Fabric Appreciation Course
With the ability to offer insightful and in-depth knowledge from an industry professional with over 20 years experience, FashionCapital collaborated with formed M&S Fabric Technician Deborah Shulton, who delivered the fabric training course to a group of industry professionals.
Many of the attendees had previous experience or work within the fashion and textiles industry, however, they all wanted to deepen their knowledge of textiles in order to ensure they could offer and add more to their job role.
Starting the session, Deborah asked each of the attendees to inform the group of the knowledge or experience they have within the textiles industry before starting off with the basics.
Fibre to fabric
Informing the group of the processes that are needed to see a fibre into a fabric, Deborah spoke of the difference between natural and man-made fibres and their origins before moving onto to discuss the key properties of different fibres. Allowing a hands on learning experience, she passed around a number of different fibres including cotton; a natural source of fibre that is one of the most widely used fibres. Demonstrating how cotton goes from a fibre to a fabric, Deborah passed around many samples, allowing the group to touch and feel the difference each stage of spinning and the process involved.

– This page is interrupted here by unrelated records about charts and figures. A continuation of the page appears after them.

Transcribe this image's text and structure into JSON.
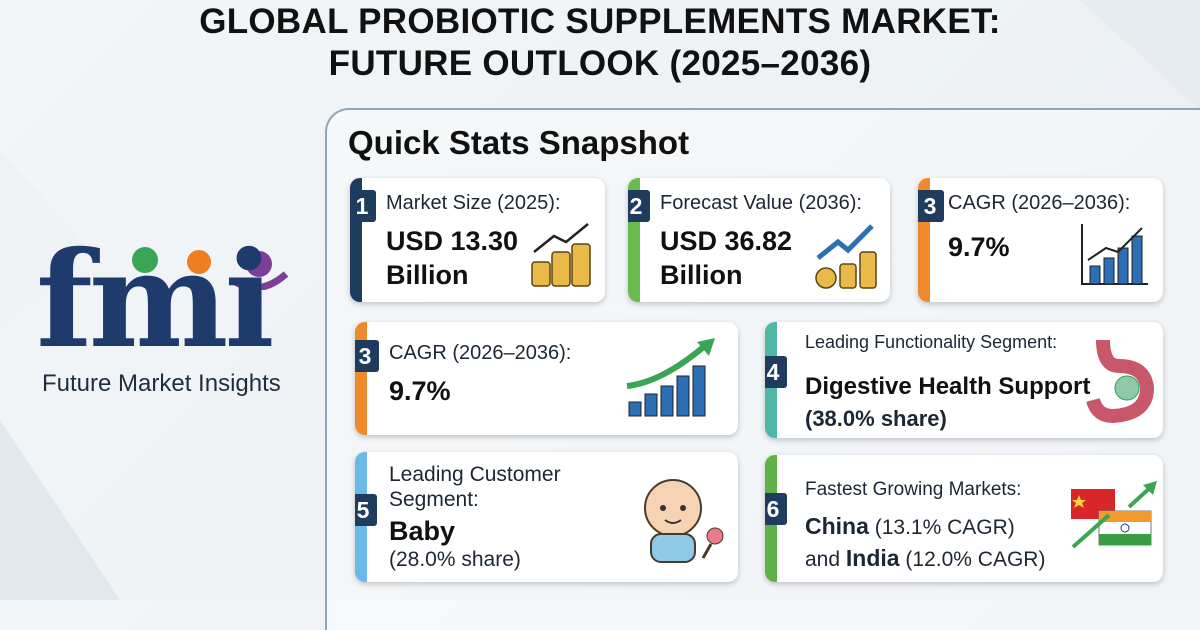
{
  "header": {
    "title_lines": [
      "GLOBAL PROBIOTIC SUPPLEMENTS MARKET:",
      "FUTURE OUTLOOK (2025–2036)"
    ]
  },
  "logo": {
    "mark": "fmi",
    "name": "Future Market Insights"
  },
  "snapshot": {
    "title": "Quick Stats Snapshot",
    "cards": [
      {
        "number": "1",
        "label": "Market Size (2025):",
        "value": [
          "USD 13.30",
          "Billion"
        ]
      },
      {
        "number": "2",
        "label": "Forecast Value (2036):",
        "value": [
          "USD 36.82",
          "Billion"
        ]
      },
      {
        "number": "3",
        "label": "CAGR (2026–2036):",
        "value": [
          "9.7%"
        ]
      },
      {
        "number": "3",
        "label": "CAGR (2026–2036):",
        "value": [
          "9.7%"
        ]
      },
      {
        "number": "4",
        "label": "Leading Functionality Segment:",
        "value": [
          "Digestive Health Support"
        ],
        "detail": "(38.0% share)"
      },
      {
        "number": "5",
        "label": "Leading Customer Segment:",
        "value": [
          "Baby"
        ],
        "detail": "(28.0% share)"
      },
      {
        "number": "6",
        "label": "Fastest Growing Markets:",
        "markets": [
          {
            "name": "China",
            "detail": "(13.1% CAGR)"
          },
          {
            "connector": "and",
            "name": "India",
            "detail": "(12.0% CAGR)"
          }
        ]
      }
    ]
  }
}
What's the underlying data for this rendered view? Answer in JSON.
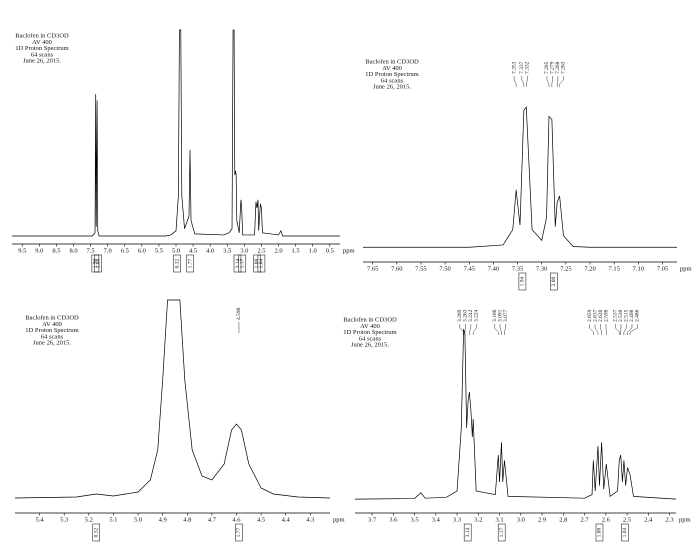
{
  "chart_data": [
    {
      "type": "line",
      "annotation": [
        "Baclofen in CD3OD",
        "AV 400",
        "1D Proton Spectrum",
        "64 scans",
        "June 26, 2015."
      ],
      "xlabel": "ppm",
      "color": "#000000",
      "xlim": [
        9.8,
        0.2
      ],
      "ylim": [
        0,
        100
      ],
      "xticks": [
        9.5,
        {
          "value": 9,
          "label": "9.0"
        },
        8.5,
        {
          "value": 8,
          "label": "8.0"
        },
        7.5,
        {
          "value": 7,
          "label": "7.0"
        },
        6.5,
        {
          "value": 6,
          "label": "6.0"
        },
        5.5,
        {
          "value": 5,
          "label": "5.0"
        },
        4.5,
        {
          "value": 4,
          "label": "4.0"
        },
        3.5,
        {
          "value": 3,
          "label": "3.0"
        },
        2.5,
        {
          "value": 2,
          "label": "2.0"
        },
        1.5,
        {
          "value": 1,
          "label": "1.0"
        },
        0.5
      ],
      "x": [
        9.8,
        7.45,
        7.37,
        7.35,
        7.335,
        7.31,
        7.29,
        7.25,
        5.3,
        5.15,
        5.0,
        4.93,
        4.9,
        4.86,
        4.83,
        4.75,
        4.62,
        4.59,
        4.56,
        4.45,
        3.6,
        3.45,
        3.36,
        3.33,
        3.3,
        3.28,
        3.26,
        3.24,
        3.22,
        3.15,
        3.1,
        3.08,
        3.05,
        2.7,
        2.66,
        2.63,
        2.6,
        2.58,
        2.53,
        2.5,
        2.47,
        2.0,
        1.93,
        1.88,
        0.2
      ],
      "values": [
        0.5,
        0.5,
        2,
        69,
        5,
        66,
        3,
        0.5,
        0.5,
        1,
        3,
        20,
        100,
        100,
        20,
        4,
        10,
        42,
        8,
        1.5,
        1,
        2,
        4,
        100,
        100,
        30,
        32,
        30,
        8,
        2,
        18,
        15,
        1,
        1,
        17,
        14,
        18,
        3,
        16,
        14,
        2,
        1,
        3,
        0.5,
        0.5
      ],
      "integrals": [
        {
          "x": 7.36,
          "label": "1.96"
        },
        {
          "x": 7.28,
          "label": "2.00"
        },
        {
          "x": 4.97,
          "label": "0.32"
        },
        {
          "x": 4.59,
          "label": "1.77"
        },
        {
          "x": 3.2,
          "label": "3.14"
        },
        {
          "x": 3.06,
          "label": "1.17"
        },
        {
          "x": 2.63,
          "label": "1.00"
        },
        {
          "x": 2.5,
          "label": "1.04"
        }
      ]
    },
    {
      "type": "line",
      "annotation": [
        "Baclofen in CD3OD",
        "AV 400",
        "1D Proton Spectrum",
        "64 scans",
        "June 26, 2015."
      ],
      "xlabel": "ppm",
      "color": "#000000",
      "xlim": [
        7.67,
        7.02
      ],
      "ylim": [
        0,
        100
      ],
      "xticks": [
        7.65,
        {
          "value": 7.6,
          "label": "7.60"
        },
        7.55,
        {
          "value": 7.5,
          "label": "7.50"
        },
        7.45,
        {
          "value": 7.4,
          "label": "7.40"
        },
        7.35,
        {
          "value": 7.3,
          "label": "7.30"
        },
        7.25,
        {
          "value": 7.2,
          "label": "7.20"
        },
        7.15,
        {
          "value": 7.1,
          "label": "7.10"
        },
        7.05
      ],
      "x": [
        7.67,
        7.45,
        7.38,
        7.36,
        7.353,
        7.345,
        7.337,
        7.332,
        7.32,
        7.3,
        7.29,
        7.285,
        7.279,
        7.272,
        7.268,
        7.263,
        7.255,
        7.235,
        7.2,
        7.02
      ],
      "values": [
        0.5,
        0.5,
        2,
        12,
        38,
        15,
        90,
        92,
        12,
        5,
        20,
        86,
        84,
        14,
        30,
        34,
        8,
        1,
        0.5,
        0.5
      ],
      "peak_labels": [
        "7.353",
        "7.337",
        "7.332",
        "7.285",
        "7.279",
        "7.268",
        "7.263"
      ],
      "integrals": [
        {
          "x": 7.34,
          "label": "1.94"
        },
        {
          "x": 7.275,
          "label": "2.00"
        }
      ]
    },
    {
      "type": "line",
      "annotation": [
        "Baclofen in CD3OD",
        "AV 400",
        "1D Proton Spectrum",
        "64 scans",
        "June 26, 2015."
      ],
      "xlabel": "ppm",
      "color": "#000000",
      "xlim": [
        5.5,
        4.22
      ],
      "ylim": [
        0,
        100
      ],
      "xticks": [
        5.4,
        5.3,
        5.2,
        5.1,
        {
          "value": 5,
          "label": "5.0"
        },
        4.9,
        4.8,
        4.7,
        4.6,
        4.5,
        4.4,
        4.3
      ],
      "x": [
        5.5,
        5.25,
        5.17,
        5.1,
        5.0,
        4.95,
        4.92,
        4.9,
        4.88,
        4.83,
        4.81,
        4.78,
        4.74,
        4.7,
        4.65,
        4.62,
        4.6,
        4.58,
        4.55,
        4.5,
        4.45,
        4.35,
        4.22
      ],
      "values": [
        1,
        1.5,
        3,
        2,
        4,
        10,
        25,
        60,
        100,
        100,
        60,
        25,
        12,
        10,
        18,
        35,
        38,
        35,
        18,
        6,
        3,
        1.5,
        1
      ],
      "peak_labels": [
        "4.590"
      ],
      "integrals": [
        {
          "x": 5.17,
          "label": "0.32"
        },
        {
          "x": 4.59,
          "label": "1.77"
        }
      ]
    },
    {
      "type": "line",
      "annotation": [
        "Baclofen in CD3OD",
        "AV 400",
        "1D Proton Spectrum",
        "64 scans",
        "June 26, 2015."
      ],
      "xlabel": "ppm",
      "color": "#000000",
      "xlim": [
        3.78,
        2.27
      ],
      "ylim": [
        0,
        100
      ],
      "xticks": [
        3.7,
        3.6,
        3.5,
        3.4,
        3.3,
        3.2,
        3.1,
        {
          "value": 3,
          "label": "3.0"
        },
        2.9,
        2.8,
        2.7,
        2.6,
        2.5,
        2.4,
        2.3
      ],
      "x": [
        3.78,
        3.5,
        3.47,
        3.45,
        3.35,
        3.3,
        3.28,
        3.269,
        3.263,
        3.255,
        3.248,
        3.242,
        3.235,
        3.228,
        3.224,
        3.21,
        3.12,
        3.106,
        3.1,
        3.091,
        3.085,
        3.077,
        3.06,
        2.7,
        2.665,
        2.659,
        2.65,
        2.637,
        2.63,
        2.62,
        2.61,
        2.598,
        2.58,
        2.545,
        2.537,
        2.53,
        2.522,
        2.515,
        2.507,
        2.498,
        2.486,
        2.47,
        2.27
      ],
      "values": [
        0.5,
        0.8,
        4,
        1,
        1.5,
        5,
        40,
        95,
        92,
        40,
        55,
        60,
        50,
        35,
        45,
        5,
        3,
        25,
        10,
        32,
        10,
        22,
        2,
        1,
        3,
        22,
        5,
        30,
        8,
        32,
        6,
        20,
        2,
        5,
        22,
        25,
        10,
        22,
        8,
        18,
        14,
        2,
        0.5
      ],
      "peak_labels": [
        "3.269",
        "3.263",
        "3.242",
        "3.224",
        "3.106",
        "3.091",
        "3.077",
        "2.659",
        "2.637",
        "2.620",
        "2.598",
        "2.537",
        "2.530",
        "2.515",
        "2.498",
        "2.486"
      ],
      "integrals": [
        {
          "x": 3.25,
          "label": "3.14"
        },
        {
          "x": 3.09,
          "label": "1.17"
        },
        {
          "x": 2.63,
          "label": "1.00"
        },
        {
          "x": 2.51,
          "label": "1.04"
        }
      ]
    }
  ]
}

Different weaves and woven fabrics were also discussed, highlighting the most common types of weaves used and the way that woven fabric is made and interwoven.
The attendees then had the chance to get hands on, looking at fabric samples under a magnifying glass to try and identify composition, gauge and whether the swatch was a fibre, yarn or dyed piece.
Dyeing and Finishing
Moving on to discuss the dyeing and finishing process for fabrics, Deborah explained how and why colour is added at a specific stage, the effect on lead time of different dyeing methods, cost implications and different finishing effects including brushing which adds a warm feel, mercerizing which adds a shine, coating which adds performance and calendaring which adds sheen.
The last part of the four-hour seminar covered colour and how we see and describe it. Informing the group that, “when we observe an object the object absorbs some of the visible spectrum of wavelengths and reflects others. The colour that is reflected is the colour that we see.”
Feedback from the seminar proved that many had gained a higher understanding;
“The seminar was very interesting and I have found out a lot of different techniques. Explanations of all of the processes were great. It was really useful to understand how the fabrics are made.”
“I have learnt a lot more in depth knowledge of the process within fabric. The course was fabulous.”
“This seminar has taught me all about fabrics, what they are made from and the process from start to finish… it was really interesting and knowledgeable – it makes you realise how long the process of fabric and finishing can be.”
“This course was brilliant, especially for people that have no training or a basic understanding.”
“I would definitely recommend this short course to university students.”